Large Language Models (LLMs) have demonstrated impressive capability in many
nature language tasks. However, the auto-regressive generation process makes
LLMs prone to produce errors, hallucinations and inconsistent statements when
performing multi-step reasoning. In this paper, we aim to alleviate the
pathology by introducing Q*, a general, versatile and agile framework for
guiding LLMs decoding process with deliberative planning. By learning a
plug-and-play Q-value model as heuristic function, our Q* can effectively guide
LLMs to select the most promising next step without fine-tuning LLMs for each
task, which avoids the significant computational overhead and potential risk of
performance degeneration on other tasks.
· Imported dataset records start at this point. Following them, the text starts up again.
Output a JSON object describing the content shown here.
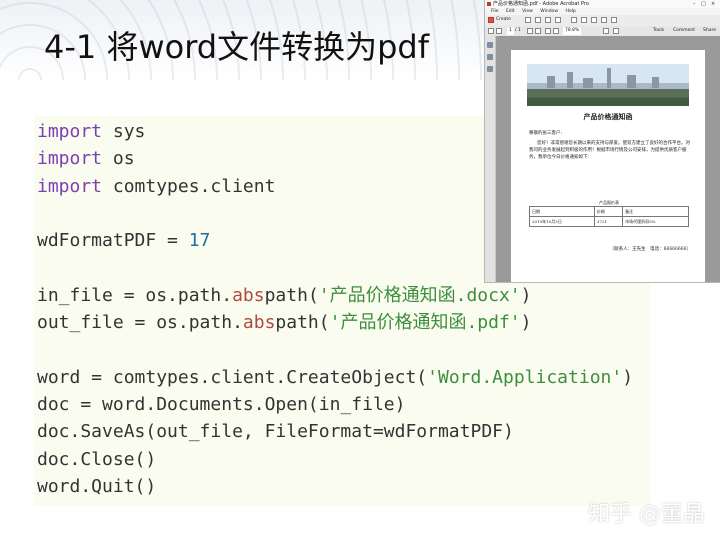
{
  "slide": {
    "title": "4-1 将word文件转换为pdf"
  },
  "code": {
    "lines": [
      [
        {
          "t": "import",
          "c": "kw"
        },
        {
          "t": " sys",
          "c": ""
        }
      ],
      [
        {
          "t": "import",
          "c": "kw"
        },
        {
          "t": " os",
          "c": ""
        }
      ],
      [
        {
          "t": "import",
          "c": "kw"
        },
        {
          "t": " comtypes.client",
          "c": ""
        }
      ],
      [],
      [
        {
          "t": "wdFormatPDF = ",
          "c": ""
        },
        {
          "t": "17",
          "c": "num"
        }
      ],
      [],
      [
        {
          "t": "in_file = os.path.",
          "c": ""
        },
        {
          "t": "abs",
          "c": "fn"
        },
        {
          "t": "path(",
          "c": ""
        },
        {
          "t": "'产品价格通知函.docx'",
          "c": "str"
        },
        {
          "t": ")",
          "c": ""
        }
      ],
      [
        {
          "t": "out_file = os.path.",
          "c": ""
        },
        {
          "t": "abs",
          "c": "fn"
        },
        {
          "t": "path(",
          "c": ""
        },
        {
          "t": "'产品价格通知函.pdf'",
          "c": "str"
        },
        {
          "t": ")",
          "c": ""
        }
      ],
      [],
      [
        {
          "t": "word = comtypes.client.CreateObject(",
          "c": ""
        },
        {
          "t": "'Word.Application'",
          "c": "str"
        },
        {
          "t": ")",
          "c": ""
        }
      ],
      [
        {
          "t": "doc = word.Documents.Open(in_file)",
          "c": ""
        }
      ],
      [
        {
          "t": "doc.SaveAs(out_file, FileFormat=wdFormatPDF)",
          "c": ""
        }
      ],
      [
        {
          "t": "doc.Close()",
          "c": ""
        }
      ],
      [
        {
          "t": "word.Quit()",
          "c": ""
        }
      ]
    ]
  },
  "acrobat": {
    "window_title": "产品价格通知函.pdf - Adobe Acrobat Pro",
    "menu": [
      "File",
      "Edit",
      "View",
      "Window",
      "Help"
    ],
    "create_label": "Create",
    "page_current": "1",
    "page_total": "/ 1",
    "zoom": "78.8%",
    "panels": [
      "Tools",
      "Comment",
      "Share"
    ]
  },
  "pdf": {
    "heading": "产品价格通知函",
    "greeting": "尊敬的张三客户:",
    "body": "您好！非常感谢您长期以来的支持与厚爱。使双方建立了良好的合作平台。对我司的业务发展起到积极的作用！根据市场行情及公司安排，为提供优质客户服务，我单位今日价格通知如下：",
    "table_caption": "产品报价表",
    "table_headers": [
      "日期",
      "价格",
      "备注"
    ],
    "table_row": [
      "2019年10月5日",
      "3721",
      "市场代理折扣5%"
    ],
    "contact": "（联系人：王先生　电话：66666666）"
  },
  "watermark": "知乎 @董晶"
}
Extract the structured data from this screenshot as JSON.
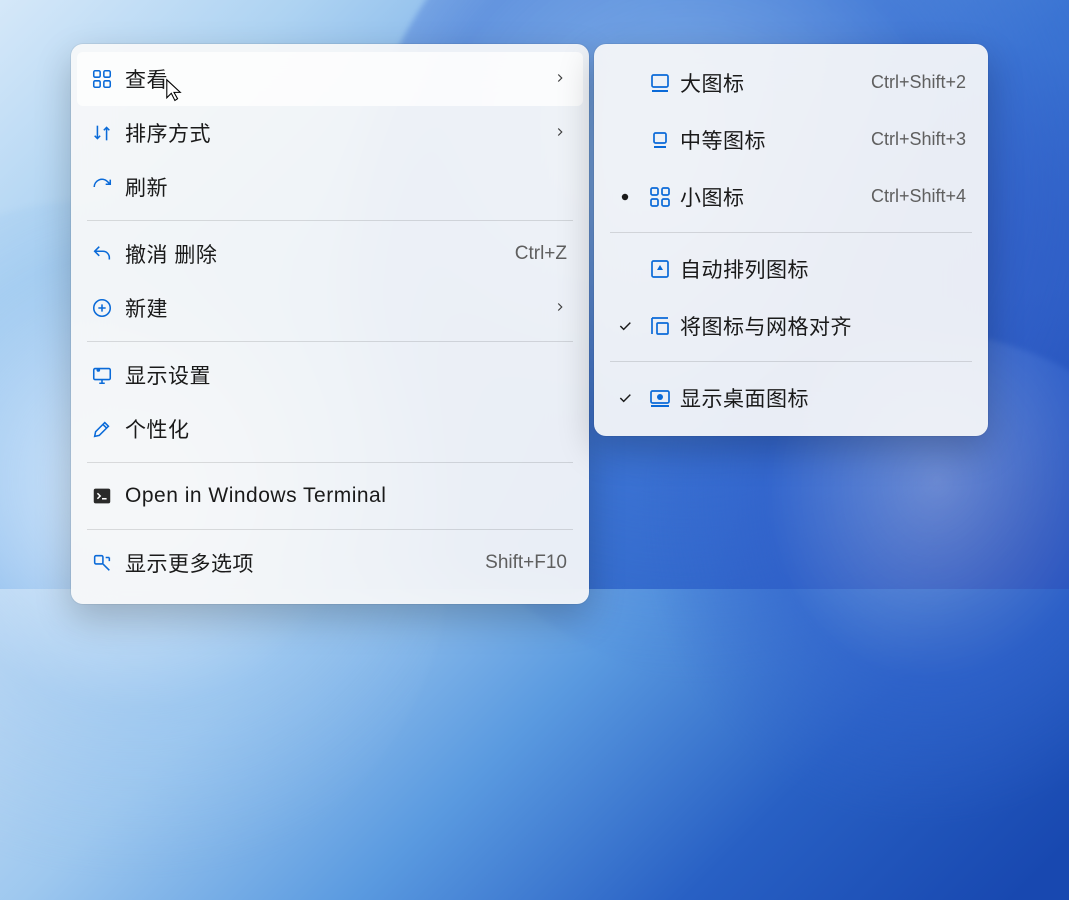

Extensive experiments on GSM8K, MATH
and MBPP confirm the superiority of our method.

通过引入 Q* 框架，我们可以缓解大型语言模型在多步推理时产生的错误、幻觉和不一致陈述的问题。Q* 是一个通用、多功能和灵活的框架，通过学习一个插拔式的 Q-value 模型作为启发式函数，有效地指导大型语言模型选择最有前途的下一步，避免了对每个任务进行大型语言模型微调所带来的计算开销和性能退化的潜在风险。在 GSM8K、MATH 和 MBPP 三个任务上的大量实验证明了我们方法的优越性。